Agencja ratingowa Standard & Poor's obniżyła w środę rating Turcji do poziomu BB, uzasadniając to erozją instytucji demokratycznych i nadchodzącym okresem wzmożonej niepewności. Notowania tureckiej waluty spadły po decyzji S&P do najniższego poziomu od roku.

Jak podaje portal MarketWatch.com, S&P pisze w nocie uzasadniającej obniżenie ratingu, że sytuacja w Turcji po zamachu prowadzi do dalszego osłabienia demokratycznego mechanizmu "checks and balances", czyli wzajemnej kontroli i równoważenia się instytucji państwa.

"Ponadto oczekujemy, że nastąpi okres wzmożonej niepewności, który może ograniczyć napływ kapitału do tureckiej gospodarki" - głosi komunikat.
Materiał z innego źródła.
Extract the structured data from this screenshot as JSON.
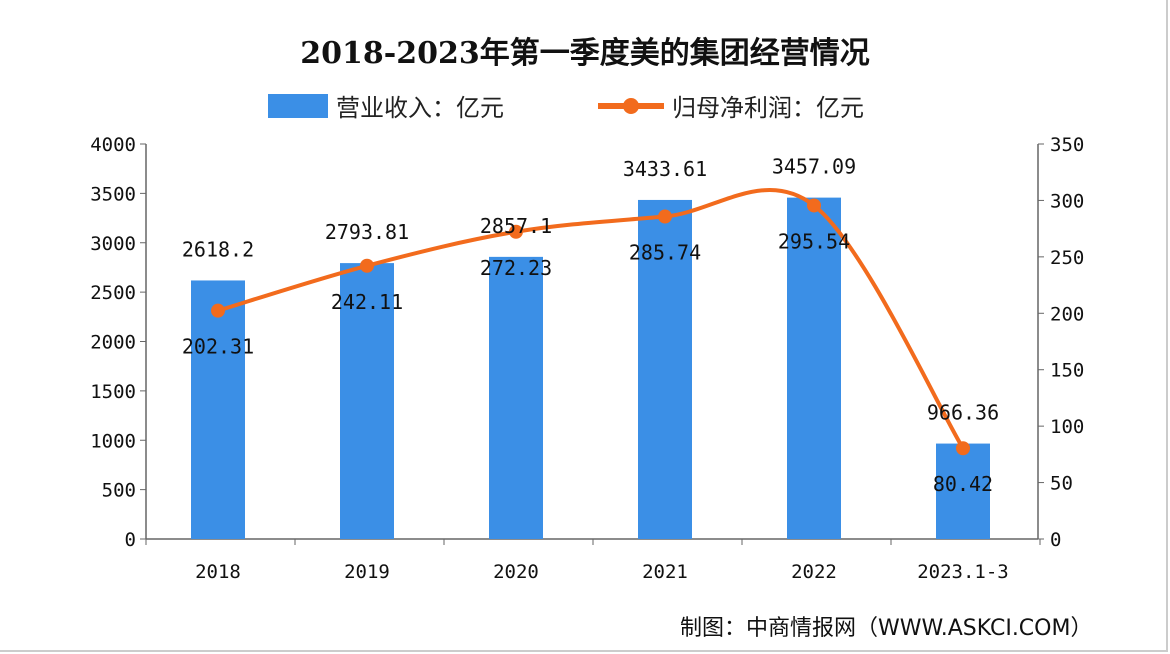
{
  "chart_data": {
    "type": "bar+line",
    "title": "2018-2023年第一季度美的集团经营情况",
    "categories": [
      "2018",
      "2019",
      "2020",
      "2021",
      "2022",
      "2023.1-3"
    ],
    "series": [
      {
        "name": "营业收入：亿元",
        "type": "bar",
        "axis": "left",
        "color": "#3b8fe6",
        "values": [
          2618.2,
          2793.81,
          2857.1,
          3433.61,
          3457.09,
          966.36
        ]
      },
      {
        "name": "归母净利润：亿元",
        "type": "line",
        "axis": "right",
        "color": "#f26b1d",
        "values": [
          202.31,
          242.11,
          272.23,
          285.74,
          295.54,
          80.42
        ]
      }
    ],
    "y_left": {
      "range": [
        0,
        4000
      ],
      "ticks": [
        "0",
        "500",
        "1000",
        "1500",
        "2000",
        "2500",
        "3000",
        "3500",
        "4000"
      ]
    },
    "y_right": {
      "range": [
        0,
        350
      ],
      "ticks": [
        "0",
        "50",
        "100",
        "150",
        "200",
        "250",
        "300",
        "350"
      ]
    },
    "grid": false,
    "legend_position": "top"
  },
  "source": "制图：中商情报网（WWW.ASKCI.COM）"
}
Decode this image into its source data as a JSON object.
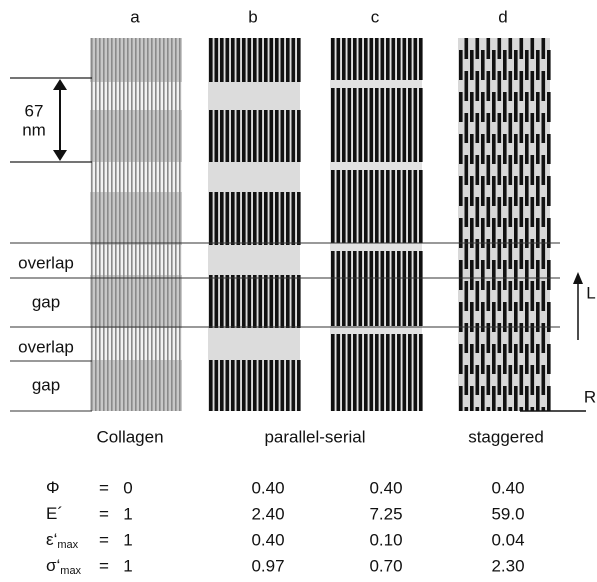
{
  "panels": [
    "a",
    "b",
    "c",
    "d"
  ],
  "scale": {
    "value": "67",
    "unit": "nm"
  },
  "regions": [
    "overlap",
    "gap",
    "overlap",
    "gap"
  ],
  "axes": {
    "longitudinal": "L",
    "radial": "R"
  },
  "models": [
    "Collagen",
    "parallel-serial",
    "staggered"
  ],
  "table": {
    "equals": "=",
    "rows": [
      {
        "symbol": "Φ",
        "values": [
          "0",
          "0.40",
          "0.40",
          "0.40"
        ]
      },
      {
        "symbol": "E´",
        "values": [
          "1",
          "2.40",
          "7.25",
          "59.0"
        ]
      },
      {
        "symbol": "ε‘",
        "sub": "max",
        "values": [
          "1",
          "0.40",
          "0.10",
          "0.04"
        ]
      },
      {
        "symbol": "σ‘",
        "sub": "max",
        "values": [
          "1",
          "0.97",
          "0.70",
          "2.30"
        ]
      }
    ]
  }
}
Agencja przypomina też, że kołem zamachowym tej gospodarki jest właśnie kapitał zagraniczny.

Kurs tureckiej waluty po tym komunikacie spadł poniżej 3 lir za dolara.
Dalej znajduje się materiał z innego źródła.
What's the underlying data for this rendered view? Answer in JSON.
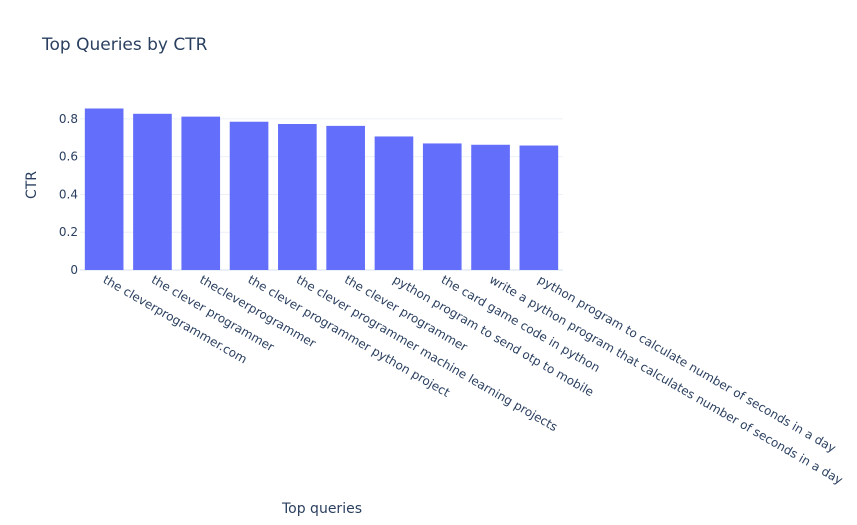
{
  "chart_data": {
    "type": "bar",
    "title": "Top Queries by CTR",
    "xlabel": "Top queries",
    "ylabel": "CTR",
    "categories": [
      "the cleverprogrammer.com",
      "the clever programmer",
      "thecleverprogrammer",
      "the clever programmer python project",
      "the clever programmer machine learning projects",
      "the clever programmer",
      "python program to send otp to mobile",
      "the card game code in python",
      "write a python program that calculates number of seconds in a day",
      "python program to calculate number of seconds in a day"
    ],
    "values": [
      0.855,
      0.827,
      0.812,
      0.785,
      0.773,
      0.763,
      0.707,
      0.67,
      0.663,
      0.659
    ],
    "ylim": [
      0,
      0.9
    ],
    "yticks": [
      0,
      0.2,
      0.4,
      0.6,
      0.8
    ],
    "ytick_labels": [
      "0",
      "0.2",
      "0.4",
      "0.6",
      "0.8"
    ],
    "grid": true,
    "bar_color": "#636efa"
  }
}
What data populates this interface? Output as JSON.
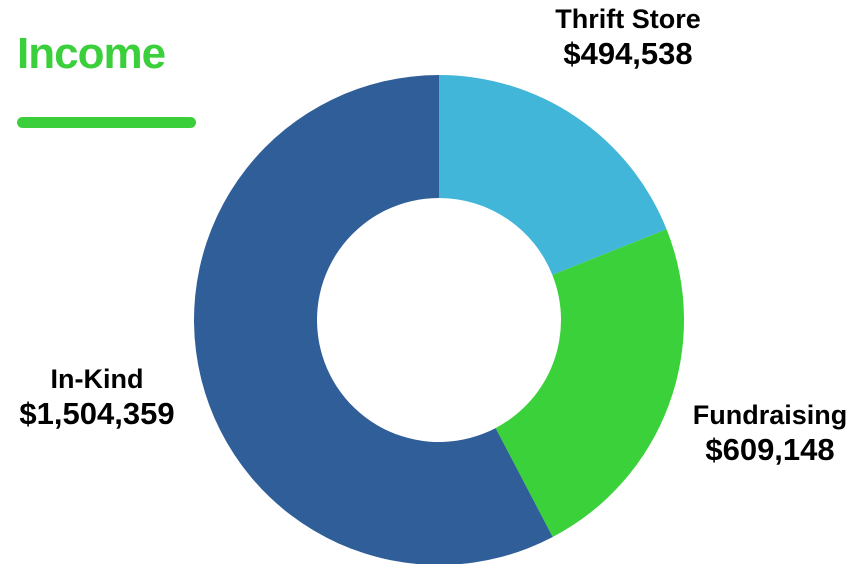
{
  "title": "Income",
  "colors": {
    "title": "#3ccf3c",
    "thrift_store": "#42b6d8",
    "fundraising": "#3ad13a",
    "in_kind": "#2f5e98"
  },
  "chart_data": {
    "type": "pie",
    "style": "donut",
    "title": "Income",
    "start": "12 o'clock",
    "direction": "clockwise",
    "slices": [
      {
        "label": "Thrift Store",
        "value": 494538,
        "value_text": "$494,538",
        "color": "#42b6d8"
      },
      {
        "label": "Fundraising",
        "value": 609148,
        "value_text": "$609,148",
        "color": "#3ad13a"
      },
      {
        "label": "In-Kind",
        "value": 1504359,
        "value_text": "$1,504,359",
        "color": "#2f5e98"
      }
    ]
  }
}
S&P obniżyła też perspektywę Turcji ze stabilnej do negatywnej, co oznacza, że rating tego kraju może zostać ponownie obniżony w perspektywie średniookresowej.

"Perspektywa negatywna jest odzwierciedleniem naszego przekonania, że jeśli sytuacja polityczna przyczyni się do dalszego zaburzenia klimatu inwestycyjnego, to parametry fiskalne i ekonomiczne tureckiej gospodarki i te związane z długiem mogą pogorszyć się w stopniu większym niż oczekiwany" - wyjaśnia S&P.

W poniedziałek agencja Moody's poinformowała, że dokona przeglądu sytuacji Turcji po próbie zamachu pod kątem ewentualnego obniżenia ratingu tego kraju - podaje MarketWatch.com.